Elbette ki, halkları savunmak ve ulusların kendi kaderini tayin hakkını savunmak, kitabın bir köşesinde kalmış bir paragraf olmamalı. Bizim ülkemizde iki büyük mesele var: Biri sınıf meselesi, diğeri Kürt meselesi. Bunu sosyalistler yekten söylemelidir. Bu iki meseleye yekten, doğrudan ve aşamasız girmelidir. Bu iki meseleye konulan bütün aşamalar, bizi hedeften uzaklaştırıyor ve sadede gelmemizi engelliyor.
‘KÜRT SOSYALİSTLER YILLARDIR MESELENİN YÜKÜNÜ TAŞIYOR’
Kürt sosyalistleri yıllardır Kürt meselesini anlatıyor ve bu yükü taşıyor. Bu meseleyi, diğer sosyalistler de ezilen halkın perspektifini dikkate alarak anlatmalıdır. Kürt meselesi, kamuoyu önünde sürekli tartışılırsa ancak anlaşılır hale gelebilir ve çözüm yöntemleri geliştirilebilir. Sosyalistler, bu ülkenin ulusal sorununu, bütün hassas yönlerini hesaba katarak, halkların kardeşliği ve eşitliği temelinde topluma sunabilir. Toplum, bu meseleyi sosyalistlerin dilinden dinlemelidir. Halklar arasındaki ön yargıları ve kırgınlıkları aşacak olan budur.

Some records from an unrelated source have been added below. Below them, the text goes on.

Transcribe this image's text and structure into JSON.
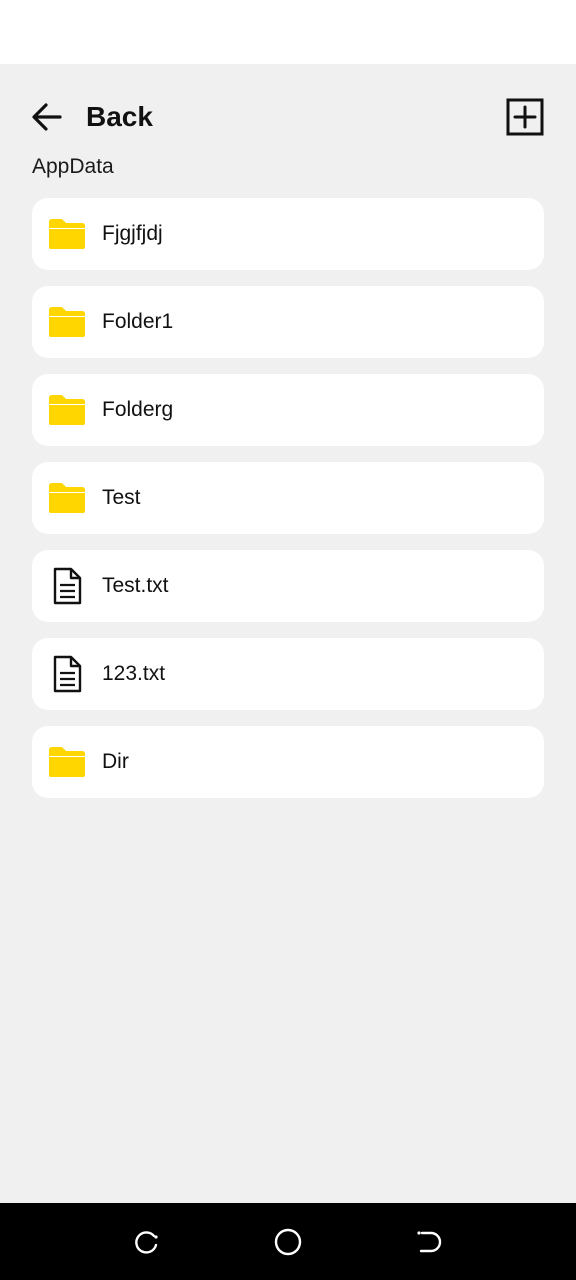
{
  "header": {
    "back_label": "Back",
    "back_icon": "arrow-left-icon",
    "add_icon": "plus-square-icon"
  },
  "path": "AppData",
  "colors": {
    "folder": "#FFD600",
    "background": "#F0F0F0",
    "card": "#FFFFFF",
    "nav_bar": "#000000"
  },
  "items": [
    {
      "name": "Fjgjfjdj",
      "type": "folder",
      "icon": "folder-icon"
    },
    {
      "name": "Folder1",
      "type": "folder",
      "icon": "folder-icon"
    },
    {
      "name": "Folderg",
      "type": "folder",
      "icon": "folder-icon"
    },
    {
      "name": "Test",
      "type": "folder",
      "icon": "folder-icon"
    },
    {
      "name": "Test.txt",
      "type": "file",
      "icon": "document-icon"
    },
    {
      "name": "123.txt",
      "type": "file",
      "icon": "document-icon"
    },
    {
      "name": "Dir",
      "type": "folder",
      "icon": "folder-icon"
    }
  ],
  "nav": {
    "recents_icon": "recent-apps-icon",
    "home_icon": "home-circle-icon",
    "back_icon": "system-back-icon"
  }
}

Kayyum siyasetinin sürdürüldüğü bütün koşullarda sosyalistler, fiili olarak Kürt halkının seçilmiş temsilcilerinin yanında olmalı ve onları sonuna kadar savunmalıdır. Son zamanlarda böyle bir ortak refleks oluşmuş durumda; bu refleks güçlendirilerek sürdürülmeli. Bu ortak tavır alış, doğaldır ki sadece sorun çıkması anına bırakılmamalı. Uzun vadeli mücadeleyi örgütlemek ve güç biriktirmek üzere, Kürt hareketiyle sosyalistler arasındaki kalıcı ittifak bağları ve kurumları yaratılmalıdır. Şimdiyi ve geleceği özgürleştirecek olan budur.”